Il ricorso è infondato e va disatteso.

1) In relazione al primo motivo, va rilevata la mancata violazione del principio di immutabilità del giudice e comunque carenza di interesse del ricorrente, in quanto l’udienza del 27-2-2006, tenuta in effetti da diverso GOT, fu rinviata per impedimento dell’imputato.

2) Adeguata, e quindi condivisibile, è la motivazione della corte territoriale alla base del rigetto del motivo di appello relativo ai provvedimenti con i quali il giudice di primo grado aveva respinto le istanze di rinvio per malattia di F.. Premesso che altre istanze, basate su analoghe ragioni, erano state accolte dal tribunale sul rilievo dell’assolutezza dell’impedimento a comparire, con ragione le malattie documentate in relazione alle udienze del 7-5- 2007 e 18-2-2008, sono state ritenute non invalidanti, e prive del connotato dell’assolutezza dell’impedimento, in assenza dell’indicazione espressa dell’impossibilità di lasciare l’abitazione. Infatti, come emerge dall’analisi dei certificati medici prodotti, nel primo caso la diagnosi era di "vertigini soggettive in stato di cervicalgia acuta", accompagnata dalla dizione "Si consiglia riposo a letto per tre giorni s.c.", nel secondo la diagnosi di "sindrome influenzale" (per definizione non necessariamente caratterizzata dalla presenza di febbre) non era accompagnata da indicazioni della effettiva sintomatologia e della sua gravità, tali da inferirne l’assolutezza dell’impedimento, sicchè anche la prognosi di sette giorni non era adeguatamente giustificata. Erroneamente, poi, si sostiene nel ricorso che la corte avrebbe esaminato il motivo di appello con riferimento ad una sola delle due udienze, equivoco probabilmente determinato dal riferimento al consiglio di riposo, contenuto in uno solo dei due certificati medici (essendo l’altro del tutto silente al riguardo).

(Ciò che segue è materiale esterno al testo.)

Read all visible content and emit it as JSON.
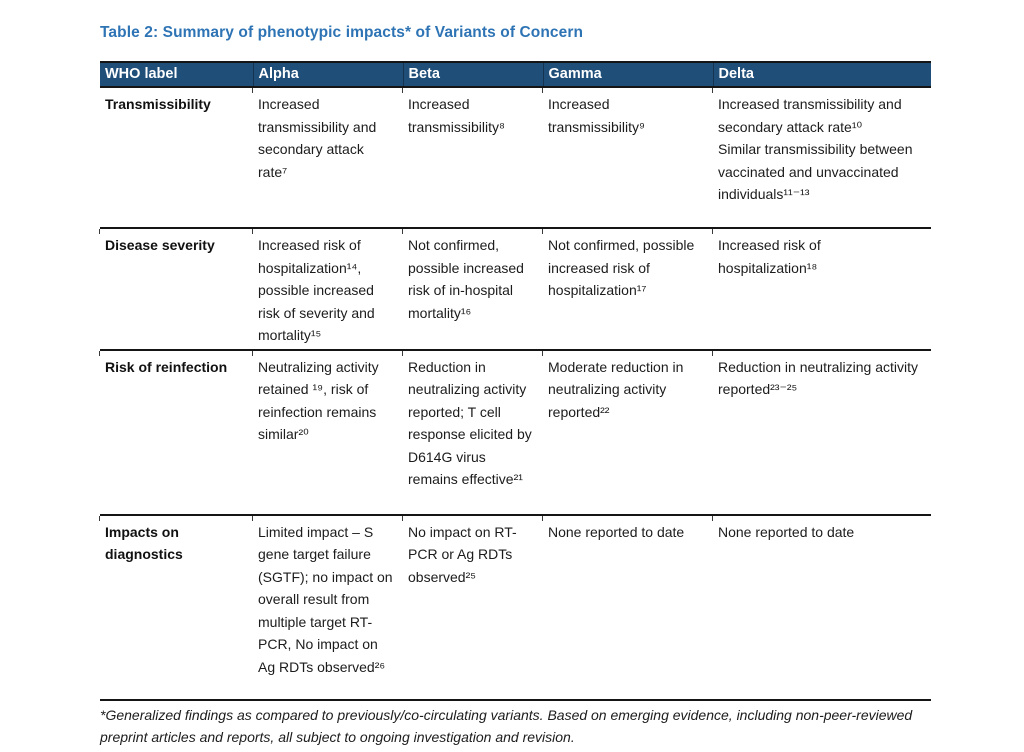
{
  "title": "Table 2: Summary of phenotypic impacts* of Variants of Concern",
  "colors": {
    "header_background": "#1F4E79",
    "title_text": "#2E74B5",
    "body_text": "#1C1C1C",
    "border": "#151515"
  },
  "table": {
    "columns": [
      "WHO label",
      "Alpha",
      "Beta",
      "Gamma",
      "Delta"
    ],
    "rows": [
      {
        "label": "Transmissibility",
        "alpha": "Increased transmissibility and secondary attack rate⁷",
        "beta": "Increased transmissibility⁸",
        "gamma": "Increased transmissibility⁹",
        "delta": "Increased transmissibility and secondary attack rate¹⁰\nSimilar transmissibility between vaccinated and unvaccinated individuals¹¹⁻¹³"
      },
      {
        "label": "Disease severity",
        "alpha": "Increased risk of hospitalization¹⁴, possible increased risk of severity and mortality¹⁵",
        "beta": "Not confirmed, possible increased risk of in-hospital mortality¹⁶",
        "gamma": "Not confirmed, possible increased risk of hospitalization¹⁷",
        "delta": "Increased risk of hospitalization¹⁸"
      },
      {
        "label": "Risk of reinfection",
        "alpha": "Neutralizing activity retained ¹⁹, risk of reinfection remains similar²⁰",
        "beta": "Reduction in neutralizing activity reported; T cell response elicited by D614G virus remains effective²¹",
        "gamma": "Moderate reduction in neutralizing activity reported²²",
        "delta": "Reduction in neutralizing activity reported²³⁻²⁵"
      },
      {
        "label": "Impacts on diagnostics",
        "alpha": "Limited impact – S gene target failure (SGTF); no impact on overall result from multiple target RT-PCR, No impact on Ag RDTs observed²⁶",
        "beta": "No impact on RT-PCR or Ag RDTs observed²⁵",
        "gamma": "None reported to date",
        "delta": "None reported to date"
      }
    ]
  },
  "footnote": "*Generalized findings as compared to previously/co-circulating variants. Based on emerging evidence, including non-peer-reviewed preprint articles and reports, all subject to ongoing investigation and revision."
}
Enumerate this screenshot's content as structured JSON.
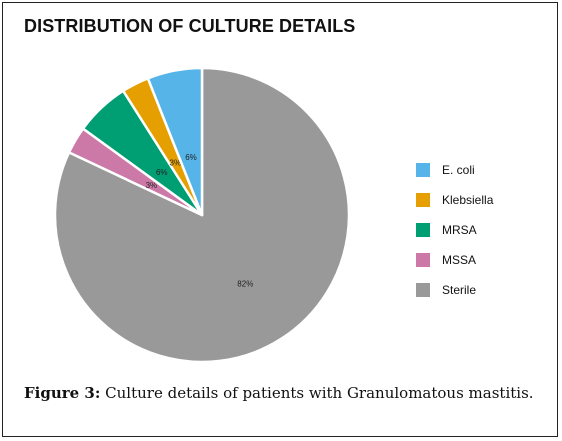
{
  "chart_data": {
    "type": "pie",
    "title": "DISTRIBUTION OF CULTURE DETAILS",
    "categories": [
      "E. coli",
      "Klebsiella",
      "MRSA",
      "MSSA",
      "Sterile"
    ],
    "values": [
      6,
      3,
      6,
      3,
      82
    ],
    "labels": [
      "6%",
      "3%",
      "6%",
      "3%",
      "82%"
    ],
    "colors": [
      "#56b4e9",
      "#e69f00",
      "#009e73",
      "#cc79a7",
      "#999999"
    ],
    "legend_position": "right"
  },
  "caption": {
    "label": "Figure 3:",
    "text": " Culture details of patients with Granulomatous mastitis."
  }
}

3) E’ tardiva ex art. 80 c.p.p., comma 3, a prescindere dalla sua fondatezza, la questione relativa alla costituzione della parte civile, non sollevata all’udienza del 26-1-2006 (in cui il PM nulla osservò in ordine alla costituzione e la difesa si pronunciò "in conformità").

4) Infondato è infine il quarto motivo, stante la condivisibilmente ritenuta irrilevanza, da parte della corte d’appello, una volta dimostrato attraverso i testi dell’accusa che l’immobile era in uso a F.P., della questione meramente civilistica, quindi ininfluente sulla sussistenza del reato di violazione di domicilio – potendo il diritto di esclusione dall’abitazione farsi valere, per consolidata giurisprudenza di questa corte, anche contro il proprietario, della proprietà dell’abitazione in cui l’imputato e il fratello si erano introdotti con violenza e dal quale avevano estromesso il padre. Senza contare che la relativa prova dedotta dalla difesa, non era stata coltivata in primo grado.

Al rigetto del ricorso segue la condanna del ricorrente al pagamento delle spese processuali e alla rifusione di quelle sostenute dalla parte civile.

P.Q.M.

La corte rigetta il ricorso e condanna il ricorrente al pagamento delle spese processuali nonchè alla rifusione delle spese sostenute nel grado dalla parte civile, liquidate in complessivi Euro 1.100 per onorari, oltre accessori di legge.

Testo non ufficiale. La sola stampa del bollettino ufficiale ha carattere legale.